Sukses

Soal Obat HIV untuk Virus Corona, Dokter Tegaskan Belum Pasti Jika Hanya Berdasarkan Klaim

Benarkah obat HIV benar-benar efektif dalam menyembuhkan virus corona?

Liputan6.com, Jakarta Belum ditemukannya pengobatan untuk melawan infeksi virus corona membuat beberapa negara melakukan perawatan secara eksperimental. Salah satunya menggunakan obat HIV.

Negara yang menggunakan kombinasi obat HIV untuk pasien virus corona adalah Thailand. Para dokter di sana menyatakan, kombinasi obat HIV lopinavir dan ritonavir serta obat flu oseltamivir membuat kondisi beberapa pasien membaik.

"Ini bukan obatnya, tapi kondisi pasien telah jauh membaik," kata dokter Kriangsak Atipornwanich dari Rajavithi Hospital, Bangkok ketika merawat seorang lansia asal Wuhan, Tiongkok seperti dikutip dari The Scientist, Kamis (6/2/2020).

Kriangsak mengatakan, selama 10 hari dalam perawatan, hasil tes pada pasien ini menunjukkan adanya perubahan dari positif virus corona menjadi negatif dalam waktu 48 jam.

Sebelumnya, beberapa rumah sakit di Beijing juga melakukan uji coba serupa untuk merawat pasien virus corona dengan obat HIV.

Saksikan Juga Video Menarik Berikut Ini

2 dari 2 halaman

Tidak Bisa Diklaim Hanya dari Segelintir Orang

Terkait hal tersebut, dokter spesialis penyakit dalam Robert Sinto menyatakan bahwa memang sudah ada beberapa kasus di mana obat HIV bisa digunakan untuk tujuan pengobatan infeksi novel coronavirus.

"Tapi sampai detik ini belum ada listing resmi bahwa memang obat tersebut akan diberikan pada semua pasien novel coronavirus," kata Robert ketika ditemui awak media di Rumah Sakit Pusat Pertamina, Jakarta pada Selasa yang lalu.

Robert mengatakan, bisa saja suatu hari nanti obat tersebut akan digunakan dalam perawatan terhadap pasien terinfeksi virus corona. Kendati demikian, dia melihat bahwa virus ini masih terbilang baru dan masih membutuhkan penelitian lanjutan soal metode pengobatan tersebut.

"Tapi sampai detik ini tidak ada indikasi antivirus yang memang dilegalkan untuk novel coronavirus," kata dokter yang berpraktik di Rumah Sakit St. Carolus, Jakarta ini.

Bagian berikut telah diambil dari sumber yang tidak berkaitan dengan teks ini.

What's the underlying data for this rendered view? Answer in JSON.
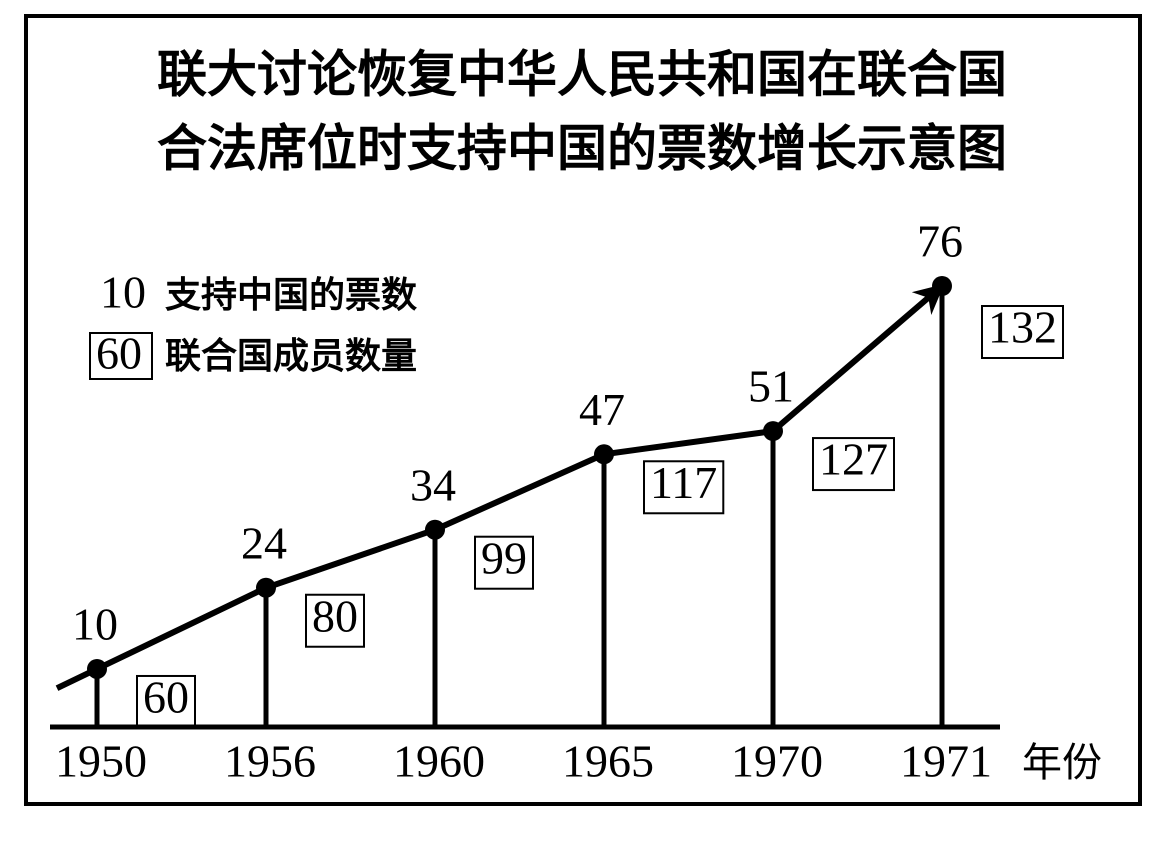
{
  "chart_data": {
    "type": "line",
    "title_lines": [
      "联大讨论恢复中华人民共和国在联合国",
      "合法席位时支持中国的票数增长示意图"
    ],
    "categories": [
      "1950",
      "1956",
      "1960",
      "1965",
      "1970",
      "1971"
    ],
    "x_label": "年份",
    "series": [
      {
        "name": "支持中国的票数",
        "color": "#000000",
        "values": [
          10,
          24,
          34,
          47,
          51,
          76
        ]
      },
      {
        "name": "联合国成员数量",
        "color": "#000000",
        "values": [
          60,
          80,
          99,
          117,
          127,
          132
        ]
      }
    ],
    "legend_samples": [
      "10",
      "60"
    ]
  }
}
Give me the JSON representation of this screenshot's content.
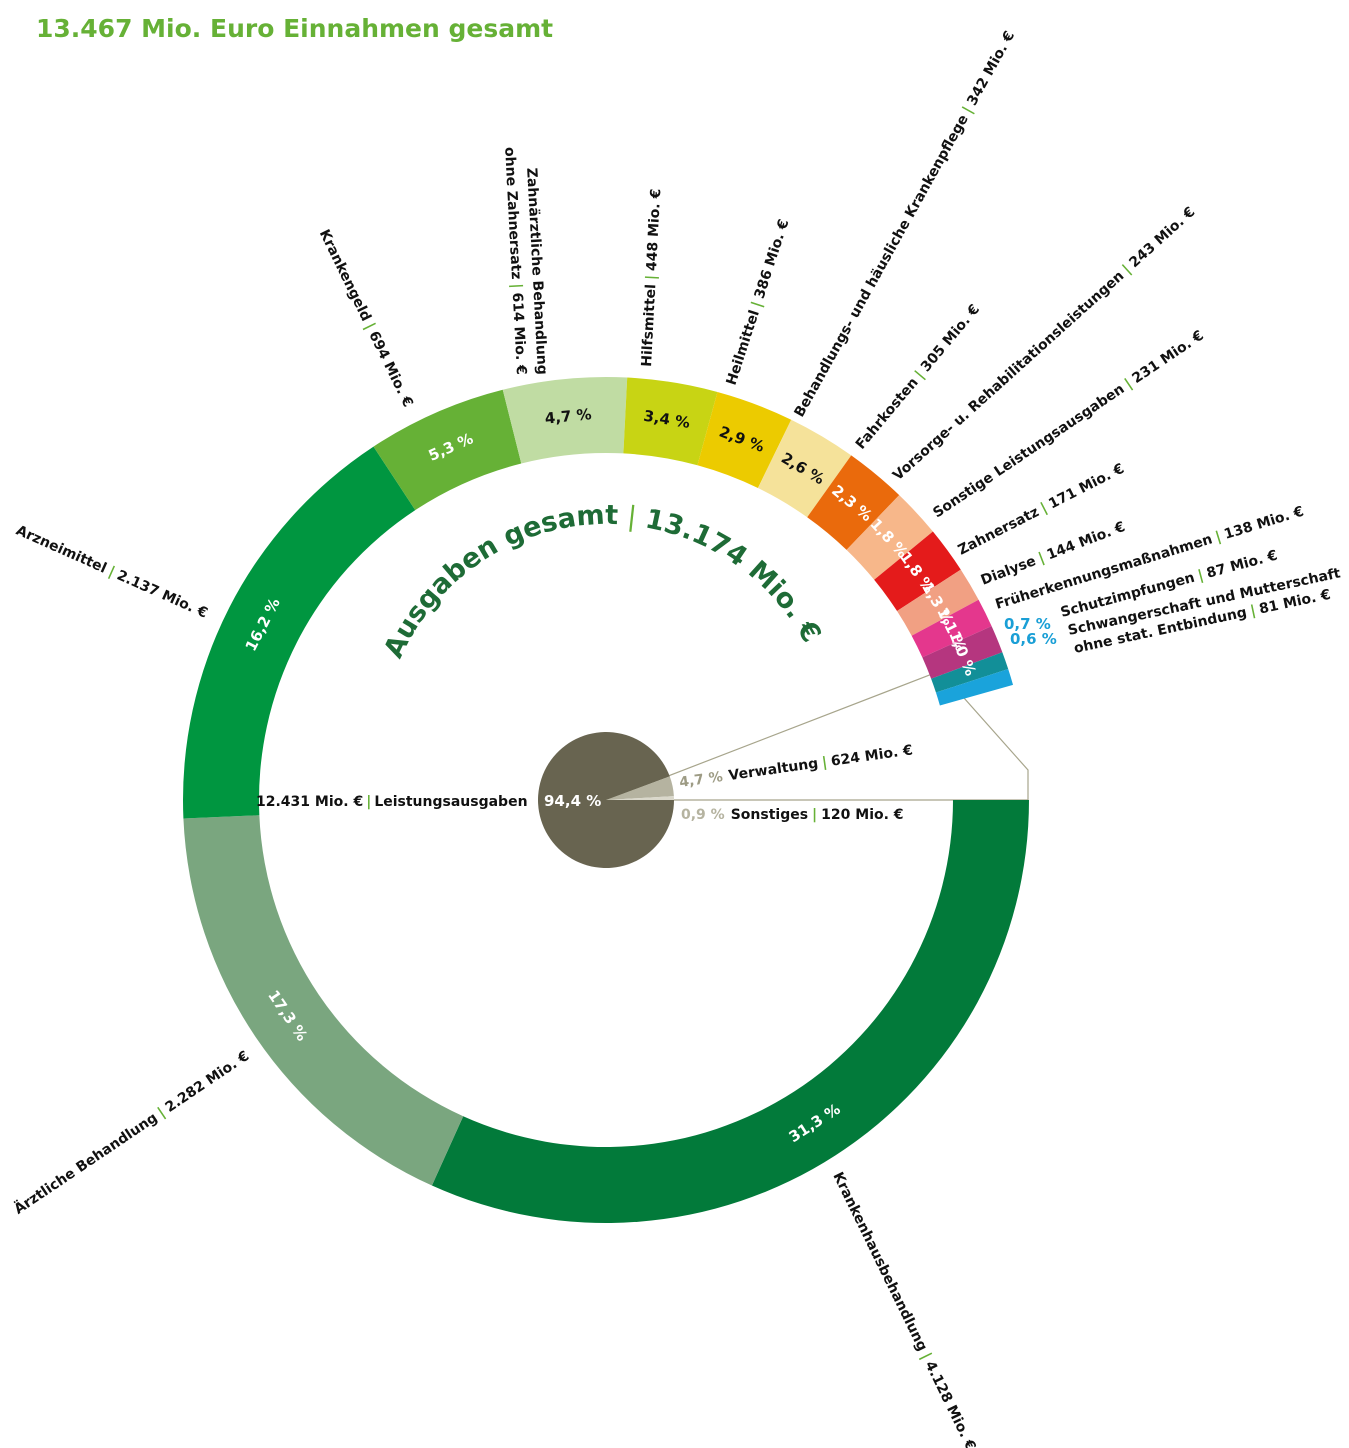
{
  "header": {
    "subtitle": "13.467 Mio. Euro Einnahmen gesamt"
  },
  "colors": {
    "accent": "#66b136",
    "center_title": "#1e6b36",
    "pie_main": "#686450",
    "pie_other": "#b5b3a0"
  },
  "chart_data": [
    {
      "type": "pie",
      "subtype": "donut",
      "title": "Ausgaben gesamt | 13.174 Mio. €",
      "title_left": "Ausgaben gesamt",
      "title_right": "13.174 Mio. €",
      "total": 12431,
      "unit": "Mio. €",
      "slices": [
        {
          "name": "Krankenhausbehandlung",
          "value": 4128,
          "value_label": "4.128 Mio. €",
          "pct": "31,3 %",
          "color": "#027a3a"
        },
        {
          "name": "Ärztliche Behandlung",
          "value": 2282,
          "value_label": "2.282 Mio. €",
          "pct": "17,3 %",
          "color": "#7aa67f"
        },
        {
          "name": "Arzneimittel",
          "value": 2137,
          "value_label": "2.137 Mio. €",
          "pct": "16,2 %",
          "color": "#009640"
        },
        {
          "name": "Krankengeld",
          "value": 694,
          "value_label": "694 Mio. €",
          "pct": "5,3 %",
          "color": "#66b136"
        },
        {
          "name": "Zahnärztliche Behandlung",
          "name2": "ohne Zahnersatz",
          "value": 614,
          "value_label": "614 Mio. €",
          "pct": "4,7 %",
          "color": "#c0dca3"
        },
        {
          "name": "Hilfsmittel",
          "value": 448,
          "value_label": "448 Mio. €",
          "pct": "3,4 %",
          "color": "#c8d414"
        },
        {
          "name": "Heilmittel",
          "value": 386,
          "value_label": "386 Mio. €",
          "pct": "2,9 %",
          "color": "#eccb00"
        },
        {
          "name": "Behandlungs- und häusliche Krankenpflege",
          "value": 342,
          "value_label": "342 Mio. €",
          "pct": "2,6 %",
          "color": "#f5e29a"
        },
        {
          "name": "Fahrkosten",
          "value": 305,
          "value_label": "305 Mio. €",
          "pct": "2,3 %",
          "color": "#ea6a0c"
        },
        {
          "name": "Vorsorge- u. Rehabilitationsleistungen",
          "value": 243,
          "value_label": "243 Mio. €",
          "pct": "1,8 %",
          "color": "#f7b78a"
        },
        {
          "name": "Sonstige Leistungsausgaben",
          "value": 231,
          "value_label": "231 Mio. €",
          "pct": "1,8 %",
          "color": "#e41b1b"
        },
        {
          "name": "Zahnersatz",
          "value": 171,
          "value_label": "171 Mio. €",
          "pct": "1,3 %",
          "color": "#f1a083"
        },
        {
          "name": "Dialyse",
          "value": 144,
          "value_label": "144 Mio. €",
          "pct": "1,1 %",
          "color": "#e4378d"
        },
        {
          "name": "Früherkennungsmaßnahmen",
          "value": 138,
          "value_label": "138 Mio. €",
          "pct": "1,0 %",
          "color": "#b5367f"
        },
        {
          "name": "Schutzimpfungen",
          "value": 87,
          "value_label": "87 Mio. €",
          "pct": "0,7 %",
          "color": "#128f98"
        },
        {
          "name": "Schwangerschaft und Mutterschaft",
          "name2": "ohne stat. Entbindung",
          "value": 81,
          "value_label": "81 Mio. €",
          "pct": "0,6 %",
          "color": "#1aa3db"
        }
      ]
    },
    {
      "type": "pie",
      "title": "",
      "slices": [
        {
          "name": "Leistungsausgaben",
          "value": 12431,
          "value_label": "12.431 Mio. €",
          "pct": "94,4 %",
          "color": "#686450"
        },
        {
          "name": "Verwaltung",
          "value": 624,
          "value_label": "624 Mio. €",
          "pct": "4,7 %",
          "color": "#b5b3a0"
        },
        {
          "name": "Sonstiges",
          "value": 120,
          "value_label": "120 Mio. €",
          "pct": "0,9 %",
          "color": "#dad8cb"
        }
      ]
    }
  ]
}
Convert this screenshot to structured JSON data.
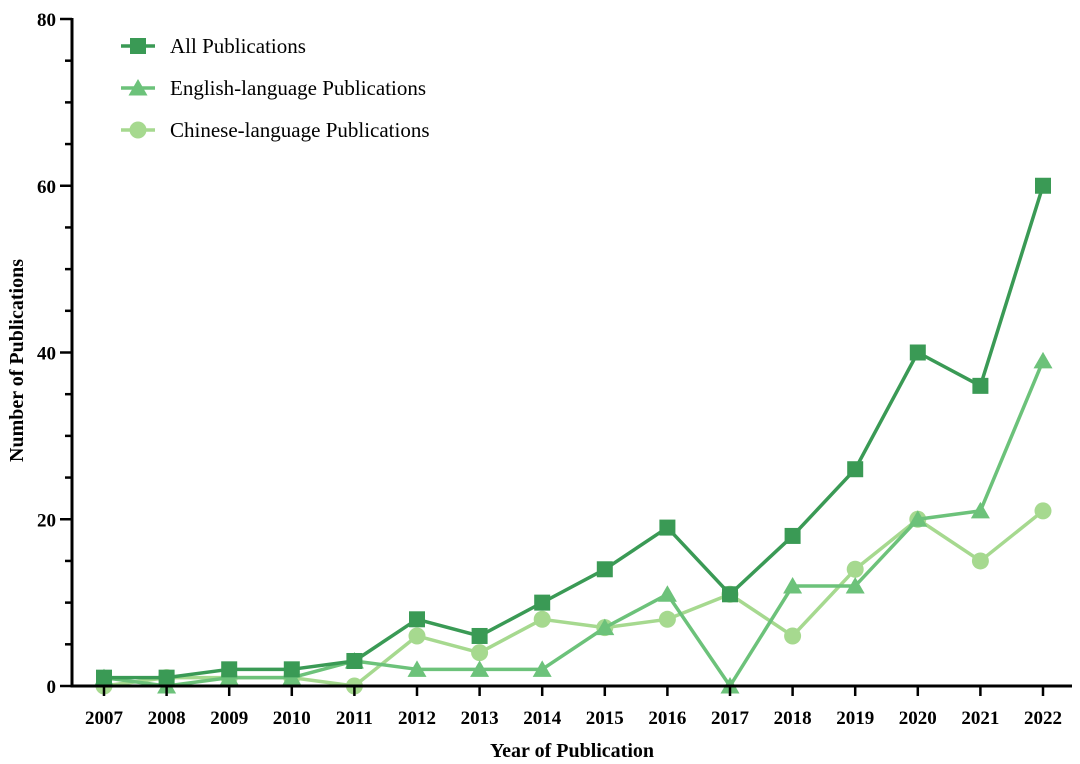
{
  "chart_data": {
    "type": "line",
    "title": "",
    "xlabel": "Year of Publication",
    "ylabel": "Number of Publications",
    "ylim": [
      0,
      80
    ],
    "yticks": [
      0,
      20,
      40,
      60,
      80
    ],
    "categories": [
      "2007",
      "2008",
      "2009",
      "2010",
      "2011",
      "2012",
      "2013",
      "2014",
      "2015",
      "2016",
      "2017",
      "2018",
      "2019",
      "2020",
      "2021",
      "2022"
    ],
    "grid": false,
    "legend_position": "top-left",
    "series": [
      {
        "name": "All Publications",
        "marker": "square",
        "color": "#3a9a55",
        "values": [
          1,
          1,
          2,
          2,
          3,
          8,
          6,
          10,
          14,
          19,
          11,
          18,
          26,
          40,
          36,
          60
        ]
      },
      {
        "name": "English-language Publications",
        "marker": "triangle",
        "color": "#6cc27a",
        "values": [
          1,
          0,
          1,
          1,
          3,
          2,
          2,
          2,
          7,
          11,
          0,
          12,
          12,
          20,
          21,
          39
        ]
      },
      {
        "name": "Chinese-language Publications",
        "marker": "circle",
        "color": "#a6d98f",
        "values": [
          0,
          1,
          1,
          1,
          0,
          6,
          4,
          8,
          7,
          8,
          11,
          6,
          14,
          20,
          15,
          21
        ]
      }
    ]
  }
}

Robert menambahkan, meski memang ada temuan pasien yang sembuh dengan pengobatan ini, lebih banyak juga mereka yang terinfeksi tetap sembuh meski tanpa perawatan antivirus semacam ini.

"Jadi kalau kita bicara efikasi kan mesti melihat, berapa orang yang diobati tidak sembuh dan orang yang diobati bisa sembuh. Jadi tidak bisa mengklaim hanya karena orang ini diberikan satu obat berarti itu obat yang betul," ujarnya.